2.1 million sample points rendered in 6 seconds (Bluestone screenshot)
The GPU lightmap renderer I've been developing (Bluestone) is written in XNA. It's always been a concern that the remit of XNA most definitely isn't GPU lightmap renderers but until recently that hasn't been an issue. Unfortunately, the changes made to the framework in XNA 4.0 (link) mean that using XNA for this type of application is probably no longer practical. The biggest issue for me is the loss of control over render targets and depth buffers. In XNA 4.0 render targets are automatically assigned depth buffers. Meaning it's no longer possible to reuse a single depth buffer among multiple render targets, which is what Bluestone requires.
In order to move the project forward I needed to look elsewhere. There were a few different options but I've gone with SlimDX, for several reasons. I can stick with C# for one but it also has the advantage of opening up a lot of very nice DirectX 10 features not available in XNA. So far the porting has gone well and both the direct and indirect lighting systems are in place.
In related news, an unexpected win was a decrease in global illumination render times. I made some alterations to the GI shader which have worked wonders. I need to test it more widely but the improvement seems to be about 30% in most cases.
2 comments:
Hi Stefan, I'm working on a project similar to bluestone, I watched other posts and we share same aproach to lightmaps computation ecc...

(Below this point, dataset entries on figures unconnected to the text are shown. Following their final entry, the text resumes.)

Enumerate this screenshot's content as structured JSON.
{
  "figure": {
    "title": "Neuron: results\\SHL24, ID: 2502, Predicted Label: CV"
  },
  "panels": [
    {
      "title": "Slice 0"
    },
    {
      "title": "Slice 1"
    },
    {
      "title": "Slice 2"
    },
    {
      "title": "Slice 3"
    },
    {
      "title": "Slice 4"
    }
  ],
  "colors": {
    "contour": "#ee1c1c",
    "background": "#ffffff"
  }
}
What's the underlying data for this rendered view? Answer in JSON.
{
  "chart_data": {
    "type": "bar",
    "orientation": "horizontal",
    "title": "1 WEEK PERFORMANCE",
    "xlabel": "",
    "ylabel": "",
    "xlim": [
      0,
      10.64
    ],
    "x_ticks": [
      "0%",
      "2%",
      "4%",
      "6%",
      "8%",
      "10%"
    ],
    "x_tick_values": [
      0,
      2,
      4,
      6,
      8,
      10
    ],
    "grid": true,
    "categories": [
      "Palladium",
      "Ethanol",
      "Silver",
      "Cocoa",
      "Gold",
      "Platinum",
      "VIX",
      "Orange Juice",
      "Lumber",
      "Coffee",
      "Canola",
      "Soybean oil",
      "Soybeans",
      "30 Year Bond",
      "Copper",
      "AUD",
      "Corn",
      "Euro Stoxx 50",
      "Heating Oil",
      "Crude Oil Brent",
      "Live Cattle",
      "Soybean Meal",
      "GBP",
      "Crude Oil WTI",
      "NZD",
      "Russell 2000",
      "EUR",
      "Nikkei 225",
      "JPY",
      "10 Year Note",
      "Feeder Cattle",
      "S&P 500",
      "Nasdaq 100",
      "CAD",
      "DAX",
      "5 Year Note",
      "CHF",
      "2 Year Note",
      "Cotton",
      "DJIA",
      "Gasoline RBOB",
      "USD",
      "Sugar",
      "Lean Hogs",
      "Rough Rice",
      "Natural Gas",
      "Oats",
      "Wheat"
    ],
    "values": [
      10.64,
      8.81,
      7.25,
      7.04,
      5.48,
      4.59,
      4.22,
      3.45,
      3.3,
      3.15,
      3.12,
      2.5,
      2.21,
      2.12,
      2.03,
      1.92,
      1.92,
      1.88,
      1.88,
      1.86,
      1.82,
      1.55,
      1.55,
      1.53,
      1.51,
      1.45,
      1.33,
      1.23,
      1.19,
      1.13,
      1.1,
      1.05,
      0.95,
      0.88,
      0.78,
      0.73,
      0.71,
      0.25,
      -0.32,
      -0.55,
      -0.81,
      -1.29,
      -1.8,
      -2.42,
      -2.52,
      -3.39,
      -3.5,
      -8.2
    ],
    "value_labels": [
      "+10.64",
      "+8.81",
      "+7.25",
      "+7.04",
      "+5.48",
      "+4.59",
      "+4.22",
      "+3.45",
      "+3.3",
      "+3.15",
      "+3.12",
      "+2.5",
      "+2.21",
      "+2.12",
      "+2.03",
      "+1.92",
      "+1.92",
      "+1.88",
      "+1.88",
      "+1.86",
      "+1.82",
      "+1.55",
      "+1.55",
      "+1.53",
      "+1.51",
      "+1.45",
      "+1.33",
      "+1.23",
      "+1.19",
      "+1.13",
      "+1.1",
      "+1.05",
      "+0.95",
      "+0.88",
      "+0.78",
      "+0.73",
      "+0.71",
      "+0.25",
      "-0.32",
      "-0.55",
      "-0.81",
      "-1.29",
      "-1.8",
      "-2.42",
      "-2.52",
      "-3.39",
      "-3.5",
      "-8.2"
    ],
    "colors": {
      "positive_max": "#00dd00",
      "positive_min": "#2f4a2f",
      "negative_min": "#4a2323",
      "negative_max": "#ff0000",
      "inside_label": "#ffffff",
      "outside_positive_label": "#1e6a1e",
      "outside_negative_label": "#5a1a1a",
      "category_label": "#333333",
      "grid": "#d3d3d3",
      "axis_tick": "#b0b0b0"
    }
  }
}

Problems starts with XNA 4 (like you wrote), I ve translated my lightmap renderer (Radiosity normal mapping) from version 3 to 4 and I've got problems with Matrix.CreateLookAt() (in version 3 all work perfectly), the matrix resulting from this method have Forward vector (the view vector) that some time is different from te vector specified as input parameter...
You've found some bugs, I move to matrix XForms done by hands? Thankyou in advance, and keep working!
P.S.: Reply me on my blog. Bye.
Can't be of much help there I'm afraid. Blue stone uses SlimDX these days and my XNA4 experience is limited. Stick at it though, those sort of problems usually turn out to be something simple.